The new durum wheat varieties can withstand up to 40°C heat and offer potential to fight hunger and help farmers adapt to rising temperatures.
Photo: © ICARDA

Heat-tolerant wheat adapted to climate change

Using non-GM molecular breeding techniques, ICARDA scientists have developed a set of durum wheat varieties that can withstand up to 40°C heat along the Senegal River basin. Once scaled up, the technology will offer potential to fight hunger and help farmers adapt to rising temperatures.

Scientists at the International Center for Agricultural Research in the Dry Areas (ICARDA) have developed super-early and heat-tolerant durum wheat cultivars and tested them in the land left fallow by rice farmers during winter months – from December to March – in the Senegal River basin.

The Senegal River provides water to 200,000 hectares of land, stretching to Senegal, Guinea, Mauritania and Mali. Farmers in the region cultivate rice during eight months of the year. The land sits fallow during the other four months.

The ICARDA varieties, identified after three years of multi-locations testing, also grow fast, so that farmers can produce them during the fallow period between rice cultivation.

When tested in the Senegal River Valley, the new wheat varieties yielded over three tons per hectare in just 90 days.
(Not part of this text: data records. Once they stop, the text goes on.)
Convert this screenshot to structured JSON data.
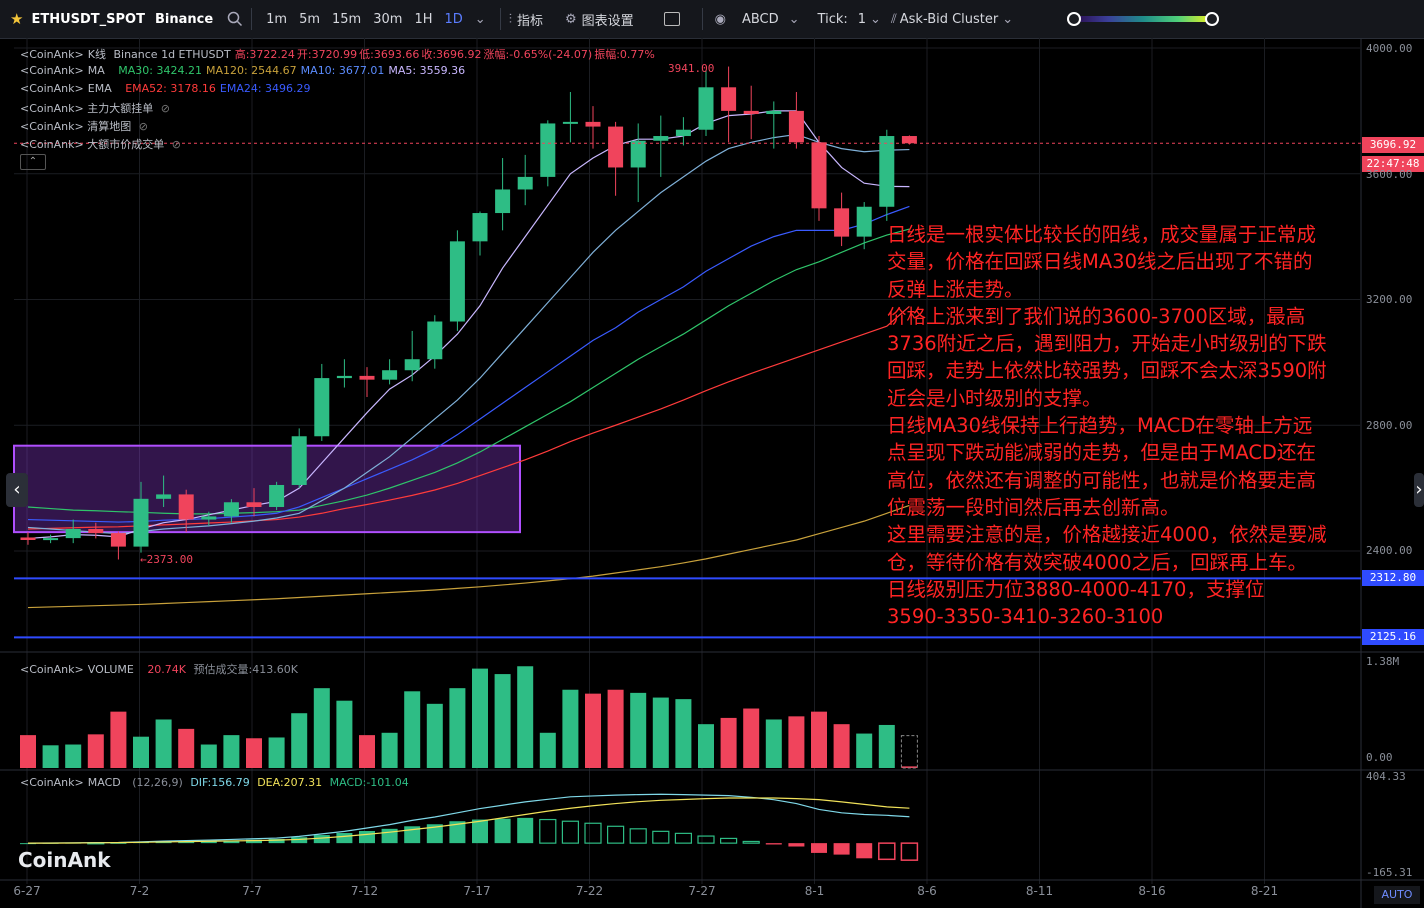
{
  "toolbar": {
    "symbol": "ETHUSDT_SPOT",
    "exchange": "Binance",
    "timeframes": [
      "1m",
      "5m",
      "15m",
      "30m",
      "1H",
      "1D"
    ],
    "active_timeframe": "1D",
    "indicators_label": "指标",
    "chart_settings_label": "图表设置",
    "abcd_label": "ABCD",
    "tick_label": "Tick:",
    "tick_value": "1",
    "cluster_label": "Ask-Bid Cluster"
  },
  "legend": {
    "kline": {
      "prefix": "<CoinAnk>",
      "name": "K线",
      "meta": "Binance 1d ETHUSDT",
      "high": "高:3722.24",
      "open": "开:3720.99",
      "low": "低:3693.66",
      "close": "收:3696.92",
      "change": "涨幅:-0.65%(-24.07)",
      "amp": "振幅:0.77%"
    },
    "ma": {
      "prefix": "<CoinAnk>",
      "name": "MA",
      "items": [
        {
          "text": "MA30: 3424.21",
          "color": "#2fc46a"
        },
        {
          "text": "MA120: 2544.67",
          "color": "#c8a13b"
        },
        {
          "text": "MA10: 3677.01",
          "color": "#5b8cff"
        },
        {
          "text": "MA5: 3559.36",
          "color": "#c9b7ff"
        }
      ]
    },
    "ema": {
      "prefix": "<CoinAnk>",
      "name": "EMA",
      "items": [
        {
          "text": "EMA52: 3178.16",
          "color": "#ff3b3b"
        },
        {
          "text": "EMA24: 3496.29",
          "color": "#3a5bff"
        }
      ]
    },
    "rows": [
      "<CoinAnk> 主力大额挂单",
      "<CoinAnk> 清算地图",
      "<CoinAnk> 大额市价成交单"
    ]
  },
  "annotation_lines": [
    "日线是一根实体比较长的阳线，成交量属于正常成",
    "交量，价格在回踩日线MA30线之后出现了不错的",
    "反弹上涨走势。",
    "价格上涨来到了我们说的3600-3700区域，最高",
    "3736附近之后，遇到阻力，开始走小时级别的下跌",
    "回踩，走势上依然比较强势，回踩不会太深3590附",
    "近会是小时级别的支撑。",
    "日线MA30线保持上行趋势，MACD在零轴上方远",
    "点呈现下跌动能减弱的走势，但是由于MACD还在",
    "高位，依然还有调整的可能性，也就是价格要走高",
    "位震荡一段时间然后再去创新高。",
    "这里需要注意的是，价格越接近4000，依然是要减",
    "仓，等待价格有效突破4000之后，回踩再上车。",
    "日线级别压力位3880-4000-4170，支撑位",
    "3590-3350-3410-3260-3100"
  ],
  "price_tags": {
    "current_price": "3696.92",
    "countdown": "22:47:48",
    "level1": "2312.80",
    "level2": "2125.16",
    "high_marker": "3941.00",
    "low_marker": "2373.00"
  },
  "price_axis": [
    "4000.00",
    "3600.00",
    "3200.00",
    "2800.00",
    "2400.00"
  ],
  "volume_legend": {
    "prefix": "<CoinAnk>",
    "name": "VOLUME",
    "value": "20.74K",
    "est": "预估成交量:413.60K"
  },
  "volume_axis": [
    "1.38M",
    "0.00"
  ],
  "macd_legend": {
    "prefix": "<CoinAnk>",
    "name": "MACD",
    "params": "(12,26,9)",
    "dif": "DIF:156.79",
    "dea": "DEA:207.31",
    "macd": "MACD:-101.04"
  },
  "macd_axis": [
    "404.33",
    "-165.31"
  ],
  "x_labels": [
    "6-27",
    "7-2",
    "7-7",
    "7-12",
    "7-17",
    "7-22",
    "7-27",
    "8-1",
    "8-6",
    "8-11",
    "8-16",
    "8-21"
  ],
  "brand": "CoinAnk",
  "auto_label": "AUTO",
  "colors": {
    "up": "#2ebd85",
    "down": "#f0445c",
    "bg": "#000000",
    "grid": "#1b1d22",
    "level": "#2f4bff",
    "box": "#8e3bd6"
  },
  "chart_data": {
    "type": "candlestick",
    "title": "ETHUSDT 1d",
    "ylim": [
      2000,
      4020
    ],
    "candles": [
      {
        "d": "6-27",
        "o": 2443,
        "h": 2460,
        "l": 2420,
        "c": 2435
      },
      {
        "d": "6-28",
        "o": 2435,
        "h": 2452,
        "l": 2425,
        "c": 2441
      },
      {
        "d": "6-29",
        "o": 2441,
        "h": 2500,
        "l": 2425,
        "c": 2470
      },
      {
        "d": "6-30",
        "o": 2470,
        "h": 2490,
        "l": 2440,
        "c": 2457
      },
      {
        "d": "7-1",
        "o": 2457,
        "h": 2462,
        "l": 2373,
        "c": 2414
      },
      {
        "d": "7-2",
        "o": 2414,
        "h": 2620,
        "l": 2395,
        "c": 2566
      },
      {
        "d": "7-3",
        "o": 2566,
        "h": 2640,
        "l": 2540,
        "c": 2580
      },
      {
        "d": "7-4",
        "o": 2580,
        "h": 2595,
        "l": 2460,
        "c": 2500
      },
      {
        "d": "7-5",
        "o": 2500,
        "h": 2525,
        "l": 2480,
        "c": 2510
      },
      {
        "d": "7-6",
        "o": 2510,
        "h": 2565,
        "l": 2490,
        "c": 2555
      },
      {
        "d": "7-7",
        "o": 2555,
        "h": 2600,
        "l": 2510,
        "c": 2540
      },
      {
        "d": "7-8",
        "o": 2540,
        "h": 2620,
        "l": 2530,
        "c": 2610
      },
      {
        "d": "7-9",
        "o": 2610,
        "h": 2790,
        "l": 2600,
        "c": 2765
      },
      {
        "d": "7-10",
        "o": 2765,
        "h": 2995,
        "l": 2750,
        "c": 2950
      },
      {
        "d": "7-11",
        "o": 2950,
        "h": 3010,
        "l": 2920,
        "c": 2957
      },
      {
        "d": "7-12",
        "o": 2957,
        "h": 2985,
        "l": 2890,
        "c": 2945
      },
      {
        "d": "7-13",
        "o": 2945,
        "h": 3010,
        "l": 2930,
        "c": 2975
      },
      {
        "d": "7-14",
        "o": 2975,
        "h": 3100,
        "l": 2940,
        "c": 3010
      },
      {
        "d": "7-15",
        "o": 3010,
        "h": 3150,
        "l": 2980,
        "c": 3130
      },
      {
        "d": "7-16",
        "o": 3130,
        "h": 3420,
        "l": 3100,
        "c": 3385
      },
      {
        "d": "7-17",
        "o": 3385,
        "h": 3480,
        "l": 3340,
        "c": 3475
      },
      {
        "d": "7-18",
        "o": 3475,
        "h": 3650,
        "l": 3420,
        "c": 3550
      },
      {
        "d": "7-19",
        "o": 3550,
        "h": 3660,
        "l": 3500,
        "c": 3590
      },
      {
        "d": "7-20",
        "o": 3590,
        "h": 3770,
        "l": 3560,
        "c": 3760
      },
      {
        "d": "7-21",
        "o": 3760,
        "h": 3860,
        "l": 3700,
        "c": 3765
      },
      {
        "d": "7-22",
        "o": 3765,
        "h": 3815,
        "l": 3680,
        "c": 3750
      },
      {
        "d": "7-23",
        "o": 3750,
        "h": 3765,
        "l": 3530,
        "c": 3620
      },
      {
        "d": "7-24",
        "o": 3620,
        "h": 3760,
        "l": 3510,
        "c": 3705
      },
      {
        "d": "7-25",
        "o": 3705,
        "h": 3785,
        "l": 3590,
        "c": 3720
      },
      {
        "d": "7-26",
        "o": 3720,
        "h": 3780,
        "l": 3690,
        "c": 3740
      },
      {
        "d": "7-27",
        "o": 3740,
        "h": 3930,
        "l": 3720,
        "c": 3875
      },
      {
        "d": "7-28",
        "o": 3875,
        "h": 3941,
        "l": 3700,
        "c": 3800
      },
      {
        "d": "7-29",
        "o": 3800,
        "h": 3880,
        "l": 3710,
        "c": 3790
      },
      {
        "d": "7-30",
        "o": 3790,
        "h": 3830,
        "l": 3680,
        "c": 3800
      },
      {
        "d": "7-31",
        "o": 3800,
        "h": 3860,
        "l": 3680,
        "c": 3700
      },
      {
        "d": "8-1",
        "o": 3700,
        "h": 3720,
        "l": 3450,
        "c": 3490
      },
      {
        "d": "8-2",
        "o": 3490,
        "h": 3540,
        "l": 3370,
        "c": 3400
      },
      {
        "d": "8-3",
        "o": 3400,
        "h": 3510,
        "l": 3360,
        "c": 3495
      },
      {
        "d": "8-4",
        "o": 3495,
        "h": 3740,
        "l": 3450,
        "c": 3720
      },
      {
        "d": "8-5",
        "o": 3720,
        "h": 3722,
        "l": 3693,
        "c": 3697
      }
    ],
    "ma5": [
      2440,
      2445,
      2452,
      2450,
      2445,
      2470,
      2490,
      2500,
      2515,
      2530,
      2545,
      2558,
      2600,
      2680,
      2760,
      2840,
      2915,
      2960,
      3020,
      3090,
      3180,
      3300,
      3400,
      3500,
      3600,
      3650,
      3690,
      3710,
      3710,
      3720,
      3760,
      3785,
      3790,
      3800,
      3800,
      3700,
      3620,
      3570,
      3560,
      3559
    ],
    "ma10": [
      2475,
      2470,
      2465,
      2460,
      2455,
      2462,
      2470,
      2475,
      2480,
      2487,
      2495,
      2505,
      2520,
      2560,
      2600,
      2650,
      2700,
      2760,
      2820,
      2880,
      2950,
      3030,
      3110,
      3190,
      3270,
      3350,
      3420,
      3480,
      3540,
      3590,
      3640,
      3680,
      3700,
      3715,
      3725,
      3700,
      3680,
      3670,
      3675,
      3677
    ],
    "ma30": [
      2540,
      2535,
      2530,
      2528,
      2525,
      2523,
      2520,
      2518,
      2518,
      2520,
      2522,
      2525,
      2530,
      2545,
      2560,
      2578,
      2600,
      2625,
      2650,
      2680,
      2715,
      2755,
      2795,
      2835,
      2875,
      2920,
      2965,
      3010,
      3050,
      3090,
      3135,
      3180,
      3220,
      3260,
      3295,
      3320,
      3350,
      3380,
      3405,
      3424
    ],
    "ema52": [
      2470,
      2472,
      2474,
      2476,
      2477,
      2480,
      2483,
      2486,
      2489,
      2492,
      2496,
      2500,
      2508,
      2520,
      2535,
      2548,
      2562,
      2577,
      2594,
      2615,
      2640,
      2665,
      2690,
      2718,
      2748,
      2775,
      2800,
      2826,
      2852,
      2880,
      2910,
      2938,
      2965,
      2990,
      3015,
      3040,
      3065,
      3090,
      3115,
      3178
    ],
    "ema24": [
      2500,
      2498,
      2496,
      2494,
      2492,
      2494,
      2498,
      2500,
      2503,
      2508,
      2513,
      2520,
      2540,
      2570,
      2600,
      2630,
      2660,
      2690,
      2725,
      2770,
      2820,
      2870,
      2920,
      2970,
      3020,
      3070,
      3110,
      3160,
      3200,
      3240,
      3290,
      3330,
      3370,
      3400,
      3420,
      3420,
      3420,
      3440,
      3470,
      3496
    ],
    "ma120": [
      2220,
      2222,
      2224,
      2226,
      2228,
      2230,
      2233,
      2236,
      2239,
      2242,
      2245,
      2248,
      2252,
      2256,
      2260,
      2264,
      2268,
      2272,
      2276,
      2281,
      2286,
      2292,
      2298,
      2305,
      2312,
      2320,
      2330,
      2340,
      2350,
      2362,
      2375,
      2390,
      2405,
      2420,
      2435,
      2455,
      2475,
      2495,
      2520,
      2545
    ],
    "box": {
      "x_from": "6-27",
      "x_to": "7-19",
      "y_from": 2460,
      "y_to": 2735
    },
    "levels": [
      2312.8,
      2125.16
    ],
    "current_price": 3696.92,
    "volume": {
      "ylim": [
        0,
        1380000
      ],
      "values": [
        420000,
        290000,
        300000,
        430000,
        720000,
        400000,
        620000,
        500000,
        300000,
        420000,
        380000,
        390000,
        700000,
        1020000,
        860000,
        420000,
        450000,
        980000,
        820000,
        1020000,
        1270000,
        1200000,
        1300000,
        450000,
        1000000,
        950000,
        1000000,
        960000,
        900000,
        880000,
        560000,
        640000,
        760000,
        620000,
        660000,
        720000,
        560000,
        440000,
        550000,
        20740
      ],
      "est_last": 413600
    },
    "macd": {
      "ylim": [
        -165.31,
        404.33
      ],
      "dif": [
        0,
        1,
        2,
        3,
        4,
        8,
        12,
        15,
        18,
        22,
        26,
        30,
        40,
        55,
        70,
        90,
        110,
        135,
        155,
        180,
        205,
        225,
        245,
        260,
        275,
        280,
        285,
        288,
        290,
        288,
        285,
        282,
        272,
        258,
        235,
        200,
        180,
        170,
        165,
        156.79
      ],
      "dea": [
        0,
        0,
        1,
        2,
        3,
        5,
        7,
        9,
        11,
        13,
        15,
        18,
        22,
        30,
        40,
        52,
        65,
        80,
        95,
        112,
        130,
        150,
        170,
        190,
        207,
        222,
        235,
        246,
        254,
        259,
        264,
        268,
        268,
        268,
        264,
        258,
        245,
        230,
        215,
        207.31
      ],
      "hist": [
        0,
        2,
        3,
        2,
        2,
        6,
        9,
        11,
        13,
        16,
        20,
        25,
        35,
        48,
        60,
        72,
        85,
        100,
        112,
        130,
        140,
        145,
        150,
        140,
        130,
        118,
        100,
        85,
        70,
        58,
        42,
        28,
        10,
        -8,
        -20,
        -58,
        -68,
        -90,
        -96,
        -101.04
      ]
    }
  }
}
If scaled up, the ICARDA scientists expect that the varieties could yield up to 600,000 tons of new food, or an estimated € 180 million in additional revenue for smallholder farmers, without affecting rice production.
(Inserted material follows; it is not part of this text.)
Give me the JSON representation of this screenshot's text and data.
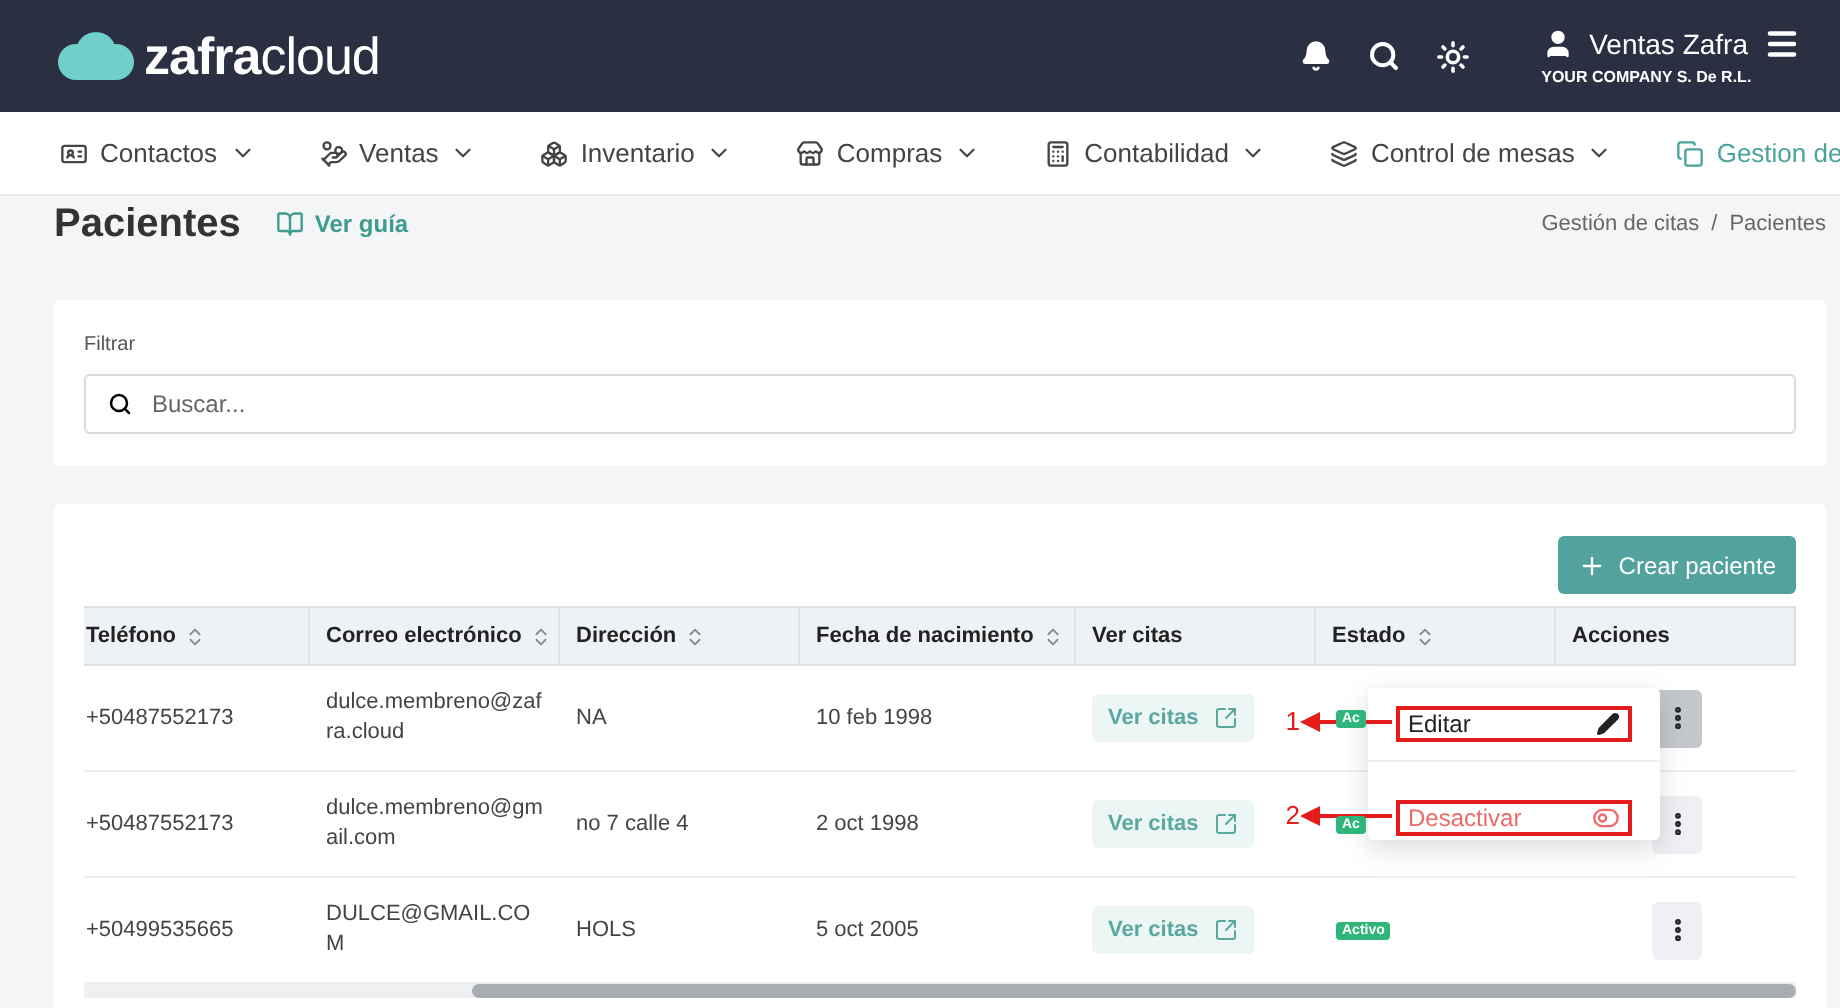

ICARDA’s open-access policy of sharing its germplasm freely with developing countries can make this technology available to farmers not only in West Africa, but also in other dry areas.

The ICARDA project “Deployment of Molecular Durum Breeding to the Senegal Basin: Capacity Building to Face Global Warming” has been awarded the 2017 Olam Prize for Innovation in Food Security. It is financially supported by the Swedish Research Council.